効く人と効かない人がいる。効くのは、普段からノンアルを区切りに使っていた人。効かないのは、直前だけ試そうとする人。前日に初めて試すのはリスクがある。普段の習慣に組み込んでいたなら、就寝3時間前に1本で睡眠の質が上がる可能性がある。

ノンアルビール以外で受験生に合う銘柄は?

ノンアルチューハイやノンアルワインも選択肢に入る。ただ、ノンアルチューハイは糖質が高めなので直前期には向かない。ノンアルワインは白のシャルドネ系(ヴィンテンス シャルドネ等)なら食事との相性がよくて、女性受験生に人気。焼酎系のノンアルは選択肢が少ないので、こだわりがなければビール系が最も入手しやすい。

予備校の答練後、講師と食事に行くときノンアルでも大丈夫?

全く問題ない。伊藤塾やTAC、東京CPAの講師陣に聞いても、受験生がノンアルを選ぶことに違和感を持つ人はいない。

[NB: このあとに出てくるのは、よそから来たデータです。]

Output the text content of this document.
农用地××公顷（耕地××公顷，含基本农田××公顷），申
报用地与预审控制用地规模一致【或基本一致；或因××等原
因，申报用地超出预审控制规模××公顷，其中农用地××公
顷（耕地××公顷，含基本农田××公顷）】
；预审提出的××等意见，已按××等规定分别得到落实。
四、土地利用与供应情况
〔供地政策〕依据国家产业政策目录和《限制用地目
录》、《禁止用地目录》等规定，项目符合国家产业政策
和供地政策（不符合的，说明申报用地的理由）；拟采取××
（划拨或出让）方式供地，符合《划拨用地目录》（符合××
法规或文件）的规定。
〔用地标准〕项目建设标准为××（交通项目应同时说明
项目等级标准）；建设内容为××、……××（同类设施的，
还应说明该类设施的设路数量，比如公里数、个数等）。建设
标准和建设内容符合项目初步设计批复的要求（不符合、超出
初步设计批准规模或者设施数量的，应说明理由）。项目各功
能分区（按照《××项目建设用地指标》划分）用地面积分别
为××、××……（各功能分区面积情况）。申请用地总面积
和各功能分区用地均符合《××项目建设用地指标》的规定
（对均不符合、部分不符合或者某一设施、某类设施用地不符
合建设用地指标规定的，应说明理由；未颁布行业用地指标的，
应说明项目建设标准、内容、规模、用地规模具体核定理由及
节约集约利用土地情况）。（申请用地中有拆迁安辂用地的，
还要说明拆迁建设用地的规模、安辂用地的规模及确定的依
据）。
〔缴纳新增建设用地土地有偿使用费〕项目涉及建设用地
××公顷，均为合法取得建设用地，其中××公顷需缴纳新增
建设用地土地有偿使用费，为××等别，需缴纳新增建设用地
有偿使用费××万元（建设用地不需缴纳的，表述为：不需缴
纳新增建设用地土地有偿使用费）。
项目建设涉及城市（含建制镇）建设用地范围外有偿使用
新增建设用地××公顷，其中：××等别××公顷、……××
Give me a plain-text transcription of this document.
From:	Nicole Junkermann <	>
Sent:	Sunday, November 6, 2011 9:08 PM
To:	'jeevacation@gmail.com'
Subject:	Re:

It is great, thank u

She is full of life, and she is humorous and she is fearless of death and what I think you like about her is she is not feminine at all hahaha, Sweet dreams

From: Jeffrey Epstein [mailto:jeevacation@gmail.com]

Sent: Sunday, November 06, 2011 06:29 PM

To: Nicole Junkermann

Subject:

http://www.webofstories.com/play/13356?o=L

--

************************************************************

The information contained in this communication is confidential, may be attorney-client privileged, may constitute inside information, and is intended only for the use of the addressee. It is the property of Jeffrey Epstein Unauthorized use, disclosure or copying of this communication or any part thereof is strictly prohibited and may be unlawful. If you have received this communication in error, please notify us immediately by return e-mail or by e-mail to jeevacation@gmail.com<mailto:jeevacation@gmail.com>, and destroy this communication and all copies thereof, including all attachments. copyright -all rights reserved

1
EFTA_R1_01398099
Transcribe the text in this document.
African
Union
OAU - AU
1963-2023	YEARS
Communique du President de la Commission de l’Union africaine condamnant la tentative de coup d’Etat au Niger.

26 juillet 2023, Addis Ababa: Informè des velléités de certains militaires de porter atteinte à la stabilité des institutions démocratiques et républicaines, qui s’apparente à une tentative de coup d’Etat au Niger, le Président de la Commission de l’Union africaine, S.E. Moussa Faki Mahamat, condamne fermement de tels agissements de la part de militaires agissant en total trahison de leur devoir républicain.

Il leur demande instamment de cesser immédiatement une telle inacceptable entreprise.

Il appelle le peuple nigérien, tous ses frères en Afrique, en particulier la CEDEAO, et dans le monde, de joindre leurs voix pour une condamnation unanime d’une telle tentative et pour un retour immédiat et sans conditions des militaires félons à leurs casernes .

むしろ「翌日に響かせない選択ができている」と好意的に受け取られることが多い。合格者との食事会でも同じ。ノンアルを頼むことで場が壊れることはない。

受験期間中に飲酒運転の心配はある?

0.00%表記のノンアルなら心配ない。0.5%未満の微アル製品は、飲んだ直後に呼気検査を受けると数値が出る可能性がゼロではない。答練後に車で帰る受験生は0.00%を選ぶこと。予備校の駐車場から自宅までの区間で万一の職質があると、証明が面倒になる。念のため空き缶やレシートを保管しておくと安全。

合格発表を待つ期間、毎日ノンアル飲んでいいか?

この期間は最も精神的に不安定になる時期で、毎日飲むのは避けた方がいい。週3〜4日、1日1本までに抑える。合格発表までの1〜2ヶ月は「儀式性の維持」を最優先に。もし飲まない日を作ることが苦痛なら、それ自体が依存傾向のサイン。この期間に軽い運動や趣味を並行して持っておく方が、精神安定には効く。